Venezuela Closes Key Borders with Neighbors amid Growing Aid Crisis

Venezuela has shut a key maritime border and grounded flights as the opposition party seeks to import foreign aid to the crisis-hit South American country, CNN reported.

The country has closed its maritime border with Aruba, Curacao, and Bonaire and, in the Western state of Falcon, prevented flights leaving from or departing to those islands.

Vice Admiral Vladimir Quintero, a military general from embattled President Nicolas Maduro’s government, said that there was no date set for lifting the closures, according to the representative.

Maduro has so far refused to allow aid trucks into Venezuela from neighboring countries, which have formally recognized the government of the self-declared interim president, Juan Guaido.

The Venezuelan economy has suffered from years of mismanagement, and the crisis has left people from all walks of life struggling for food, basic living essentials and medicine, CNN noted.

More than three million Venezuelans have left their homes, with a million emigrating to neighboring Colombia, UNHCR said in November. Maduro maintains his country does not need aid and has barricaded bridges in an attempt to block it.
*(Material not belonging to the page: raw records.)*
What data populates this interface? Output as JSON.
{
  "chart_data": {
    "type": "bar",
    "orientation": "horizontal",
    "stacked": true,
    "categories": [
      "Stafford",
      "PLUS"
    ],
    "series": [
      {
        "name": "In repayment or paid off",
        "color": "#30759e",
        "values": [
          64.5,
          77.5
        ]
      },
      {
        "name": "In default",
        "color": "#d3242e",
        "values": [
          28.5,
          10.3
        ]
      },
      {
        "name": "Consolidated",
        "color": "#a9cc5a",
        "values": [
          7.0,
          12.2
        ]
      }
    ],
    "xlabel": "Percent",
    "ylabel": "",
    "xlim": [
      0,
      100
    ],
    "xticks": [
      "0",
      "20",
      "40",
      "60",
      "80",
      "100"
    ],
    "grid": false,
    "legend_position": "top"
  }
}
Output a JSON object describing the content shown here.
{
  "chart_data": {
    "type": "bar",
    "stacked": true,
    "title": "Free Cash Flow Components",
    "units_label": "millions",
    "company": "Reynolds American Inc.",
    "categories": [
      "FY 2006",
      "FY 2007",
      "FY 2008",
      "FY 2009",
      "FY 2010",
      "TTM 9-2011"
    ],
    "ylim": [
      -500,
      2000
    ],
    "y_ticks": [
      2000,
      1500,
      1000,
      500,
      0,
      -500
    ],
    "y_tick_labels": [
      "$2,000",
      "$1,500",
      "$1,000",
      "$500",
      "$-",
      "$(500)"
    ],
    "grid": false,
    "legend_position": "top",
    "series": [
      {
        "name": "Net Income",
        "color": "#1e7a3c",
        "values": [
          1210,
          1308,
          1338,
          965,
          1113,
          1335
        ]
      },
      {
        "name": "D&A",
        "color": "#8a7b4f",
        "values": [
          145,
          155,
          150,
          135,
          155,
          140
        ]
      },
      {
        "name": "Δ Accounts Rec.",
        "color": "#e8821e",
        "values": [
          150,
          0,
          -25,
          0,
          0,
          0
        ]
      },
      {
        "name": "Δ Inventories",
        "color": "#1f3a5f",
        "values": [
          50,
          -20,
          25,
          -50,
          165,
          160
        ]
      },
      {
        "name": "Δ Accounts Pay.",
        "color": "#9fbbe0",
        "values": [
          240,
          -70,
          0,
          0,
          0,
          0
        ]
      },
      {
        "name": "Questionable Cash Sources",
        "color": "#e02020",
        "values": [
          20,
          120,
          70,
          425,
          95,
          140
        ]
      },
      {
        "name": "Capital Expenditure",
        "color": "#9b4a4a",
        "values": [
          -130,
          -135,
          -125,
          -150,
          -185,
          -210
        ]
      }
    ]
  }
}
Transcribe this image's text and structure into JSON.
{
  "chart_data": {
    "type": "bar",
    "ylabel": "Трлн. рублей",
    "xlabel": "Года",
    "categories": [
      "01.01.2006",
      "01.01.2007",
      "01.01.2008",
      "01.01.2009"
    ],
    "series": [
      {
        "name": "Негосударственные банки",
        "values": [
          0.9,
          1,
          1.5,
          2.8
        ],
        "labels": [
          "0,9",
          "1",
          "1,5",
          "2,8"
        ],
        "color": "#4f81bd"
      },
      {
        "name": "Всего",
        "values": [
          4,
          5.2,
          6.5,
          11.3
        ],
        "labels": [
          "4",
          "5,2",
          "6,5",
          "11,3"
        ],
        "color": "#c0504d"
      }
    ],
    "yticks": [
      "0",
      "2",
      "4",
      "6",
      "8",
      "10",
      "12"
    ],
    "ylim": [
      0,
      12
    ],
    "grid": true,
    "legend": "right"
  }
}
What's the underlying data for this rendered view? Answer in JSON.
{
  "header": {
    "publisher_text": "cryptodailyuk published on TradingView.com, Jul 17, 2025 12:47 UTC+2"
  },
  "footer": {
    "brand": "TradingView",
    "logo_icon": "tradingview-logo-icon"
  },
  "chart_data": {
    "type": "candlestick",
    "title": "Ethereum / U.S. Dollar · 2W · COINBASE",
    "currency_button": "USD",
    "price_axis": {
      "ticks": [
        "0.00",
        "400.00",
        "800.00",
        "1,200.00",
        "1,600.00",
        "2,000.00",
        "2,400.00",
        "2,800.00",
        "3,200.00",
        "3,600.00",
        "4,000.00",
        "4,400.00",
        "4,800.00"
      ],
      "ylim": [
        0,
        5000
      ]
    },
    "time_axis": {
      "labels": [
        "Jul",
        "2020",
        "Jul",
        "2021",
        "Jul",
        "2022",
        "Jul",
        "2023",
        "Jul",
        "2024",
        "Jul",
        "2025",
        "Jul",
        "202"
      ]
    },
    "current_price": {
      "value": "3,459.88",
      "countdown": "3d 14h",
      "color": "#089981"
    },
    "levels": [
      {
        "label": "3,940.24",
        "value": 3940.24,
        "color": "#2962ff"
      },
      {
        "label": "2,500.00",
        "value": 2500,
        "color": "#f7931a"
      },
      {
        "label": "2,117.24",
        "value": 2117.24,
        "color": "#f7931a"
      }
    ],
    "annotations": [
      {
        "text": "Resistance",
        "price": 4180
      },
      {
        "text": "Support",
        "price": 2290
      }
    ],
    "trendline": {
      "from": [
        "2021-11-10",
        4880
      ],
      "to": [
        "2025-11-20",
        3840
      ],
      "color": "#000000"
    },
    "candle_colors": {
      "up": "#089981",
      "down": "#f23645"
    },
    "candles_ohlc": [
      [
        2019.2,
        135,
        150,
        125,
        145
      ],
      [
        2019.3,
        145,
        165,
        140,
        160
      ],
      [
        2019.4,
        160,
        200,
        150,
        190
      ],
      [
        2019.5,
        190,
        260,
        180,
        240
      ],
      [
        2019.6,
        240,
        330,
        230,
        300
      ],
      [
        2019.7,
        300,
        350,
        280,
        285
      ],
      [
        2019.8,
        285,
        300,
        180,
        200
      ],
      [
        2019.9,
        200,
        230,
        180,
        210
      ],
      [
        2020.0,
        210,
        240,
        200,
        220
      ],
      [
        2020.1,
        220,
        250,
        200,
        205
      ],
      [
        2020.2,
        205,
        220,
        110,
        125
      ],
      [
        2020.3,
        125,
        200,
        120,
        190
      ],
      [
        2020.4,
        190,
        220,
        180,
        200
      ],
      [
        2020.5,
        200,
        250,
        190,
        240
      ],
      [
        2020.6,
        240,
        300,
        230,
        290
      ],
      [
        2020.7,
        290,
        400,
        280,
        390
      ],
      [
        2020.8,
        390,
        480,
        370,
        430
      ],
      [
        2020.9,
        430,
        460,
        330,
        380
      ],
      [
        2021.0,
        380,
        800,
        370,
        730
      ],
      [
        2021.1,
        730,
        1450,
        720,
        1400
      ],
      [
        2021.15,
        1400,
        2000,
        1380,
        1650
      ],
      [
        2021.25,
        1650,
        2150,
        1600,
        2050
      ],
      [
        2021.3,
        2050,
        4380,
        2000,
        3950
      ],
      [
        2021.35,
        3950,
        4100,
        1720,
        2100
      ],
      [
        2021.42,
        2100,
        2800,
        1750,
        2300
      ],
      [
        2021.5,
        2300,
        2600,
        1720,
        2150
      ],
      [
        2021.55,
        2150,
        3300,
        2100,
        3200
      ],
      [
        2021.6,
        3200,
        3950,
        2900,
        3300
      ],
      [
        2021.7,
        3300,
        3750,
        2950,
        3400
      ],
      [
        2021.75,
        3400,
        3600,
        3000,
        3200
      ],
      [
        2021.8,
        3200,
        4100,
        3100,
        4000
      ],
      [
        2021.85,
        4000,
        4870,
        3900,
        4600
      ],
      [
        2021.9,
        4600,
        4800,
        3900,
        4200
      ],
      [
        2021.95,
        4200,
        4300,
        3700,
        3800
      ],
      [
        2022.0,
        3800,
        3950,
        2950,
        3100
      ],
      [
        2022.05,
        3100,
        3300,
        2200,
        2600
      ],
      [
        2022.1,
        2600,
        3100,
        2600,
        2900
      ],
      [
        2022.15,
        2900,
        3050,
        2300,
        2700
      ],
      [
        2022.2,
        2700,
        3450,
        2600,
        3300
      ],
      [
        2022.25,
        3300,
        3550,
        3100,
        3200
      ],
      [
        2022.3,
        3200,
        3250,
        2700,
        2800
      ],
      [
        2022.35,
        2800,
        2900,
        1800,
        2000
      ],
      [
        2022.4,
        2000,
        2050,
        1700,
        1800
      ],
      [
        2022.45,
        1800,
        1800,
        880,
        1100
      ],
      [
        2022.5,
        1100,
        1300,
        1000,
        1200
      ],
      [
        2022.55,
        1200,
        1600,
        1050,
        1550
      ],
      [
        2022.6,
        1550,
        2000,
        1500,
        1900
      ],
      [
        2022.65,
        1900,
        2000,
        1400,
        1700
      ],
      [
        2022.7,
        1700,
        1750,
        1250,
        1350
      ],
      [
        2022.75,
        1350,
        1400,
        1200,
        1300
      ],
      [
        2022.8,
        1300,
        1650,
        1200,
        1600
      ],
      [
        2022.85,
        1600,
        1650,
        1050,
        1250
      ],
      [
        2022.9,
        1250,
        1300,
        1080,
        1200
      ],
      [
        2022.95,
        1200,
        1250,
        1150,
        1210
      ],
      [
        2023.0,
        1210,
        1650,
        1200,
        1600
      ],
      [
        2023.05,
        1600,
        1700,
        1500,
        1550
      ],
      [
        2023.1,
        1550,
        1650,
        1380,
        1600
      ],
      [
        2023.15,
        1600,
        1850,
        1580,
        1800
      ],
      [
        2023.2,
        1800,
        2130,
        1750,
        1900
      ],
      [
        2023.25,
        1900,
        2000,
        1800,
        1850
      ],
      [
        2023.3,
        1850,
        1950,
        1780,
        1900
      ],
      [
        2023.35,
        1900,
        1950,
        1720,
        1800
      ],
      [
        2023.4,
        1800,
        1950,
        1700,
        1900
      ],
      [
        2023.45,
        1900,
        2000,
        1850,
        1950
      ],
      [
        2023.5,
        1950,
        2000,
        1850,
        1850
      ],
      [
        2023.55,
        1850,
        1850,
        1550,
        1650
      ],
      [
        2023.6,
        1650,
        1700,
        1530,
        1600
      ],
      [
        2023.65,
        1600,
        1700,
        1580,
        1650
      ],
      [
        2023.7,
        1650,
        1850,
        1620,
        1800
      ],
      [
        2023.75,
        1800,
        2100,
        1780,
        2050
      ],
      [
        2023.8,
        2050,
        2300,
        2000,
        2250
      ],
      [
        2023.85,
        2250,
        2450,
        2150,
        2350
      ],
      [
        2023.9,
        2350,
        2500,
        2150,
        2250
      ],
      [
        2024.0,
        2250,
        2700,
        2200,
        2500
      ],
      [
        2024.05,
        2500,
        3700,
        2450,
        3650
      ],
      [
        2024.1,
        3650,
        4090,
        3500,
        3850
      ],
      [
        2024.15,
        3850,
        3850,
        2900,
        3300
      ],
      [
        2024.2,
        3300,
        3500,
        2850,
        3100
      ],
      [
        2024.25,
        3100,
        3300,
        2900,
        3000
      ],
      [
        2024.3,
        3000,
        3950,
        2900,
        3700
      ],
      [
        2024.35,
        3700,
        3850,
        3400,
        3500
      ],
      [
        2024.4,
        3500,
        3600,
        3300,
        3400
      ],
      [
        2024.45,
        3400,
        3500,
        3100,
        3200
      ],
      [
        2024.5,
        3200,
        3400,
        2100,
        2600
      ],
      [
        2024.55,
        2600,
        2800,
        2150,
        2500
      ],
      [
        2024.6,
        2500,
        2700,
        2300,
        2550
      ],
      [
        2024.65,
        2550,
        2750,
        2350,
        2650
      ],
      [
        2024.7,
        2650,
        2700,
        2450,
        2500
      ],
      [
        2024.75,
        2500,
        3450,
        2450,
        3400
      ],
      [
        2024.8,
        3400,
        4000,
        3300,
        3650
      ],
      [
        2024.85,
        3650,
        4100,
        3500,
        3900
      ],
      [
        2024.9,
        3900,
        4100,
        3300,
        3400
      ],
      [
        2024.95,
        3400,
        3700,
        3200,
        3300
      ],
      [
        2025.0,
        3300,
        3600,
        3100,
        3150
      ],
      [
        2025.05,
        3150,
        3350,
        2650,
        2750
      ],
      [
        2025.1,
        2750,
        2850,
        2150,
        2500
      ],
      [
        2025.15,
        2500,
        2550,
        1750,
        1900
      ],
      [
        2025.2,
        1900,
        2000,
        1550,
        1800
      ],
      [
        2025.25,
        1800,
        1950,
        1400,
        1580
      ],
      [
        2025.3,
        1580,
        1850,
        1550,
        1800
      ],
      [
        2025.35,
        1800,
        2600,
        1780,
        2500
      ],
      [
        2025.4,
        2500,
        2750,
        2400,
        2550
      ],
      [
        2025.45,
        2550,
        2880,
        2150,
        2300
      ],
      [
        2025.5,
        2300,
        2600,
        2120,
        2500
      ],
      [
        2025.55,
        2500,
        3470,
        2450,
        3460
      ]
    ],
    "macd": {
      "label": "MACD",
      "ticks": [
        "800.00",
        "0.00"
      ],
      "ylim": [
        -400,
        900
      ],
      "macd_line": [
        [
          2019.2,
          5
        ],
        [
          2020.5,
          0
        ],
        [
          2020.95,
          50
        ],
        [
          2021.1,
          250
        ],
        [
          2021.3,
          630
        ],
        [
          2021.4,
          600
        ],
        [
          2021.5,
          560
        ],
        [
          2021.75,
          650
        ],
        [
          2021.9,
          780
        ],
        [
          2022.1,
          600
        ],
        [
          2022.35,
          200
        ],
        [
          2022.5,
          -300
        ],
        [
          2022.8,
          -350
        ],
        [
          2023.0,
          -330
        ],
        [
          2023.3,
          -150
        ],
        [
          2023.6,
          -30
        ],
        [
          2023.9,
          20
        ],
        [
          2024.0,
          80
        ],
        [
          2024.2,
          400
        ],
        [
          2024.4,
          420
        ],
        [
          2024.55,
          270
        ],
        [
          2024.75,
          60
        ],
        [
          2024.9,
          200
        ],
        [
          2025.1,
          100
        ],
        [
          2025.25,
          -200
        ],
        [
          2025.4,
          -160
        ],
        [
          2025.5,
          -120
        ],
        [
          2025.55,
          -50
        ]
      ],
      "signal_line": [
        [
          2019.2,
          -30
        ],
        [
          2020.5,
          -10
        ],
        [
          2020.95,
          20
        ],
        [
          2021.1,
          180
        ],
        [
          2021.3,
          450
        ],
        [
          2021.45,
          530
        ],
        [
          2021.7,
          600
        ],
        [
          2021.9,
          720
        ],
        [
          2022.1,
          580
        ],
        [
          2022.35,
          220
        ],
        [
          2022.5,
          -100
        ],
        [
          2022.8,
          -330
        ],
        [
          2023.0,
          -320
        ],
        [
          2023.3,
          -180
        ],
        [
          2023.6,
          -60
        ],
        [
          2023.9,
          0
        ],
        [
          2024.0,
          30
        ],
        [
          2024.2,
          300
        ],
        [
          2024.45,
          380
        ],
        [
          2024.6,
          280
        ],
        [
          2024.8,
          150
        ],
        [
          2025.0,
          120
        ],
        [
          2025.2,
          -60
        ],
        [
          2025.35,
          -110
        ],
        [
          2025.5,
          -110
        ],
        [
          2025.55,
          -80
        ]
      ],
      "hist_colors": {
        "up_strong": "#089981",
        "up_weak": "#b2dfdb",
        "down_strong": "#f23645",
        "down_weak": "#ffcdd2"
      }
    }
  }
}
The government of Brazil held a meeting Tuesday to “define logistics” on providing aid to the Venezuelan people, presidential spokesman Otavio Rego Barros said in a press conference. The aid, which includes food and medicine, is anticipated to begin flowing February 23, he said.

The operation will be conducted in “cooperation” with the U.S. government, he added.

In an apparent retort to international efforts to send food to hungry Venezuelans, communications minister Jorge Rodriguez claimed Monday that Caracas will send food to feed hungry Colombian children, even as citizens in his country struggle with food shortages at home.